The Olympic Games have changed a bit since the bold Acanthus of Sparta used to trot around the running track in the scuddy.

Back in 720 BC, the canny Acanthus was, according to fusty records, one of the first to actually perform his athletic endeavours in the nude. His sporting prowess was renowned and one particularly dominant display in a diaulos race was immortalised in a limestone frieze which depicted Acanthus winning by, ahem, a long chalk.

Here in the whiz-bang modern world, meanwhile, the unrelenting march of technology knows no bounds with the news that eSports could be a medal event at the 2024 Olympics.

For readers who still think that pooh-sticks is a relatively new sporting phenomenon, the idea of competitive computer gaming on the Olympic stage will probably blow your stovepipe hat off.

In the 1980s, of course, merely loading Daley Thompson’s Decathlon on the Commodore 64 required something of an Olympian effort.

Compared to the instant gratification of today’s consoles and gadgets, the prolonged processes and procedures of the old C64 almost had you thinking that actual game play would only come around on a four-year cycle.

Given that those in the world of squash have been trying to get the sport into the Olympics for years, the idea of computer gaming getting in before it must be gruesomely appalling.

The irony, of course, is that some kid will probably win a gold medal in 2024 playing Jonah Barrington’s Squash on the ZX Spectrum …

In the humbling game of golf, a well-spouted pearl of wisdom suggests that you should always leave your ego on the tee.

Ahead of this week’s Volvo China Open, some high-end competitor playing in the Pro-Am didn’t quite grasp that particular concept as he emerged on the first with a $75,000 set of clubs forged from gold.

The diarist is not sure how the gent played after this lavish show of golfing bravado but, in the words of Del Boy Trotter, he could have been “a 42 carat plonker.”

In a shimmering golfing career, good old Colin Montgomerie has had plenty of glasses raised to his achievements down the years.

The other day, Monty was on the Bonnie Banks to toast a new partnership with Loch Lomond Whiskies. As part of this boozy alliance, a limited edition single malt simply called ‘Colin Montgomerie’ will be released later this year.

No doubt, Monty’s tasting notes will feature such phrases as “full-bodied” and “complex”.

Some of the golf writers who have tentatively approached him after he’s three-putted the 18th to miss the cut by a shot will probably add that it has the potential to “blaw yer heid off too.”

It’s all happening in Govan. The pursuit of Steven Gerrard for the manager’s job at Rangers was as leftfield a move as asking Basil Brush to join the Ibrox board. Then again?

Gerrard is seeking “financial assurances” from the high heid yins as he mulls it over. The diarist looks forward to another laughable statement from the Rangers PR machine on that one. “Boom boom” as Basil would say …

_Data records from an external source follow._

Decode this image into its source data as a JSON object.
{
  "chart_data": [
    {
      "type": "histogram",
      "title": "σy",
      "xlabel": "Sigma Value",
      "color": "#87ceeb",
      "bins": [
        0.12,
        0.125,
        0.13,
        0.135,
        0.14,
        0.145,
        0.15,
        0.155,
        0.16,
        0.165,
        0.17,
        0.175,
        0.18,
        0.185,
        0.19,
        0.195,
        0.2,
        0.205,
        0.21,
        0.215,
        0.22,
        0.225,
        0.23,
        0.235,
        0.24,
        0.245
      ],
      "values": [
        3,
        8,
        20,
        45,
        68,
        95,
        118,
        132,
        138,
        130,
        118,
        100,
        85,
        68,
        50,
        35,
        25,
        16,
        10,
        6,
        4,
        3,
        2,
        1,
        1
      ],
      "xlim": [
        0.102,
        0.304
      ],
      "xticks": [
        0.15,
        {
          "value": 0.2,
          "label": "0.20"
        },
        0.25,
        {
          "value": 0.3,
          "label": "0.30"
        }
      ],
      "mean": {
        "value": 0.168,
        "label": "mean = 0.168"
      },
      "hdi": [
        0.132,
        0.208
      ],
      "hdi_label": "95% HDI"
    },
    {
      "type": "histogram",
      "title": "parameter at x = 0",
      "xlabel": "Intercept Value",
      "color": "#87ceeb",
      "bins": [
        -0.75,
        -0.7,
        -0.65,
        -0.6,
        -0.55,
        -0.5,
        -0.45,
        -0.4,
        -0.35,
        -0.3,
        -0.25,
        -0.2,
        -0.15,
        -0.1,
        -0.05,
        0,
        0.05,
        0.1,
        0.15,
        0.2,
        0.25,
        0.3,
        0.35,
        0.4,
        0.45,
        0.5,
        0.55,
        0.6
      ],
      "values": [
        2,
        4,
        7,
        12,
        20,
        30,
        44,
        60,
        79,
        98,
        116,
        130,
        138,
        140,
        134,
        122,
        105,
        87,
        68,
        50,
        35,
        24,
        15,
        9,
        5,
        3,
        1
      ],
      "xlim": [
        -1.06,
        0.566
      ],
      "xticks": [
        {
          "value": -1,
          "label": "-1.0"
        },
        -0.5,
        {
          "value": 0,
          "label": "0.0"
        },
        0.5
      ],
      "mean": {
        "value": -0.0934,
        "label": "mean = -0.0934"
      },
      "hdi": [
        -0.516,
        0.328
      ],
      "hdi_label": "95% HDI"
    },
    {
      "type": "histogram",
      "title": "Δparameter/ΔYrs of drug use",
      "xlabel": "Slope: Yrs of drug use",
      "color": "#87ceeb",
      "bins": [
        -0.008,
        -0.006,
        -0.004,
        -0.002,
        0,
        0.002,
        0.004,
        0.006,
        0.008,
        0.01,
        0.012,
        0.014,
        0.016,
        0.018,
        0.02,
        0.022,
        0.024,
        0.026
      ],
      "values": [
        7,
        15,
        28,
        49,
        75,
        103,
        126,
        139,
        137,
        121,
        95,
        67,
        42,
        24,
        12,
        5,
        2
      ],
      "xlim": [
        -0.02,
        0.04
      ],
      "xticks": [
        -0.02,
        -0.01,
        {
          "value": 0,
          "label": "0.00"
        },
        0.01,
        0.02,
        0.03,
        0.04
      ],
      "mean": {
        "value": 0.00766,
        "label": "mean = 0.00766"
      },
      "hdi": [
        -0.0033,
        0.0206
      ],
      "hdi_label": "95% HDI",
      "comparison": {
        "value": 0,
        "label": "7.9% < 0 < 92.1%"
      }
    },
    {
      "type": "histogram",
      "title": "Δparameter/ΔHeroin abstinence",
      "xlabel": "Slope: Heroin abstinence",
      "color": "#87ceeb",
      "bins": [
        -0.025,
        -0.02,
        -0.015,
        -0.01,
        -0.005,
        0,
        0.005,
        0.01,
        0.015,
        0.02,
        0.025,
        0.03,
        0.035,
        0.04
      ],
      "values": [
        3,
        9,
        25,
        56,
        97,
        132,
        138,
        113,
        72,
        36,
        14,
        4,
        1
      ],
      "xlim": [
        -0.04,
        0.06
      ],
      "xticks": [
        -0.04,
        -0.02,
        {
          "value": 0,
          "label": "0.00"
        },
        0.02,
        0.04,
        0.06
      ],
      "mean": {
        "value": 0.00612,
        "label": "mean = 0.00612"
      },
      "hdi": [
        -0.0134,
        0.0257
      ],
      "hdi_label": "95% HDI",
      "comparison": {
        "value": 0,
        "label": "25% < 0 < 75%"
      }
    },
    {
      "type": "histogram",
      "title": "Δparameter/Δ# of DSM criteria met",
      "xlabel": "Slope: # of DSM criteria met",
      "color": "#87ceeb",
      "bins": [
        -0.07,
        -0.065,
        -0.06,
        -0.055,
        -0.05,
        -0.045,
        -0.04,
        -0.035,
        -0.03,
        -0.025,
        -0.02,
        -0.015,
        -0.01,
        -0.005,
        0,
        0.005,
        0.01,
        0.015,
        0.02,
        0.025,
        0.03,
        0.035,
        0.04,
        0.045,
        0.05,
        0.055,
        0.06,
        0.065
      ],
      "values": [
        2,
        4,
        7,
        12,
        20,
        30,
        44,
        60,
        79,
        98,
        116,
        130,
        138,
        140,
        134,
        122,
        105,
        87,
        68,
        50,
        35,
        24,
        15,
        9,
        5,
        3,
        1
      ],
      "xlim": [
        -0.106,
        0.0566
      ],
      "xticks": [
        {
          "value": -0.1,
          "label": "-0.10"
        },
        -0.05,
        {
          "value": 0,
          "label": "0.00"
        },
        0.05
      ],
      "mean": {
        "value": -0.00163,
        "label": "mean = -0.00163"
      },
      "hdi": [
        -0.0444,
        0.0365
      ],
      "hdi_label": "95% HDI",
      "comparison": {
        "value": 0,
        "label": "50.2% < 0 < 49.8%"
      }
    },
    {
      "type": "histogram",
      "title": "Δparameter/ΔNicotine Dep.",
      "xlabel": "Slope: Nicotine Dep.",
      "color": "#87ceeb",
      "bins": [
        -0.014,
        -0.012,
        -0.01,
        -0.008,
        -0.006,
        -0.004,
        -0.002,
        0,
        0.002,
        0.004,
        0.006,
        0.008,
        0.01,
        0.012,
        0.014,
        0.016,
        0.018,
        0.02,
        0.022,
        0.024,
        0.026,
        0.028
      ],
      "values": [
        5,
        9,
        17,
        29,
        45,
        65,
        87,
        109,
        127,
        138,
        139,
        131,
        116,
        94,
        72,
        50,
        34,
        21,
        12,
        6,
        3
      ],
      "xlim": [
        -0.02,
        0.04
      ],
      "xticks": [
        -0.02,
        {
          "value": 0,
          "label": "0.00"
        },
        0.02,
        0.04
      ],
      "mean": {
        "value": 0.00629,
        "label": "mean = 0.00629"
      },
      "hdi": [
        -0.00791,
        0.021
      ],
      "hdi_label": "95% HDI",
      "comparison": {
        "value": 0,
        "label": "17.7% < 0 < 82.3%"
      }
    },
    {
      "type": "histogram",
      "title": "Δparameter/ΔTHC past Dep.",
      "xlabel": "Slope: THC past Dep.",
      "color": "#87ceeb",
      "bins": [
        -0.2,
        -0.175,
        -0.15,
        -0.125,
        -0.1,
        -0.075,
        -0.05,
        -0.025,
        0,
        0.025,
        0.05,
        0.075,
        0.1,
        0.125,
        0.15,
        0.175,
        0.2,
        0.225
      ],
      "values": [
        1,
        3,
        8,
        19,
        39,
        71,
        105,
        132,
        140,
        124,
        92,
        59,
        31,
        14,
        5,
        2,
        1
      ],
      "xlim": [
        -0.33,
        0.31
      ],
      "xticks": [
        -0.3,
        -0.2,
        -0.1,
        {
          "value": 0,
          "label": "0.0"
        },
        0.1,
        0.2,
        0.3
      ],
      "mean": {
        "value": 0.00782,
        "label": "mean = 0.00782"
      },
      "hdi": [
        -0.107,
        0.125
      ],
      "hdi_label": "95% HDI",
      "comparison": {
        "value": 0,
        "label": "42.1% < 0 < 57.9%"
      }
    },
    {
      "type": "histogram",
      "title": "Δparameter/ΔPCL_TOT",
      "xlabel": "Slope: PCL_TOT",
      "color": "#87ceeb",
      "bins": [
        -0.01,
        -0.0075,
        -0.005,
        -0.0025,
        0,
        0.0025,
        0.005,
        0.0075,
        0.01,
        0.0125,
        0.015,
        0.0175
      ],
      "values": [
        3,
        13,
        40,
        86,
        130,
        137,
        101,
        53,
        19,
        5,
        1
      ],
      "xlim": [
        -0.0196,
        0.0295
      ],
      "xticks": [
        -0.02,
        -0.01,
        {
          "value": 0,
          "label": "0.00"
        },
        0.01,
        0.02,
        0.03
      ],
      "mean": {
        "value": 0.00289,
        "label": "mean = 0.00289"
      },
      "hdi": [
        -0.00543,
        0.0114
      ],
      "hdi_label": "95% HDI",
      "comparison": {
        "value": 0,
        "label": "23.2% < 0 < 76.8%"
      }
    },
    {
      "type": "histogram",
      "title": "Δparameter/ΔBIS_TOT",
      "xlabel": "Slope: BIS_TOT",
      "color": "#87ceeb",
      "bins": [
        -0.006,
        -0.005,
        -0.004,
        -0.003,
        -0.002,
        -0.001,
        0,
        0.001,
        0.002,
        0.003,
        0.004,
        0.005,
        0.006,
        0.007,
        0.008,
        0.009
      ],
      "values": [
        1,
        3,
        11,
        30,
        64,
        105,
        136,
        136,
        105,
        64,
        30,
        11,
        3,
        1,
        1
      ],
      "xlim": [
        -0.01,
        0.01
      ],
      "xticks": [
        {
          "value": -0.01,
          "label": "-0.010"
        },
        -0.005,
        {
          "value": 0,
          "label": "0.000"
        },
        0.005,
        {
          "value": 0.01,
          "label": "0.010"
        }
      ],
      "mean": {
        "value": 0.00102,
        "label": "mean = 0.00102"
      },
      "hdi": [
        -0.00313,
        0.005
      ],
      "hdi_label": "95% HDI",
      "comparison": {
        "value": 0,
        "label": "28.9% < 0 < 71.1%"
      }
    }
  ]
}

The wheezing palaver that is the marathon remains one of the ultimate tests of physical endurance. Well that and trying to read through this diary in one sitting.

The Herald’s deputy sports editor, Gordon Stevenson, is a fit fella but even he was shocked by his London Marathon time. One hour 33 minutes stated a message on his phone. It was, mistakenly, his half-way split. Gordy finally hit the wall when he returned to the office to edit this bloomin' diary.

Show us your, er, vinyls. News reaches the diarist from the bunting-draped streets of Paisley that, in the jubilant merriment of St Mirren’s open-top bus parade aroon’ the toon last weekend to celebrate their Championship win, the DJ and PA announcer at the club’s stadium appeared in a hostelry with a league winners' medal round his neck.

Some inquisitive and perhaps inebriated locals asked how he got it and were informed that an official from the SPFL had a spare one kicking about.

So, rather than meeting the minimum number of games played over a season, the new criteria seems to be “have you played enough records to get a medal?”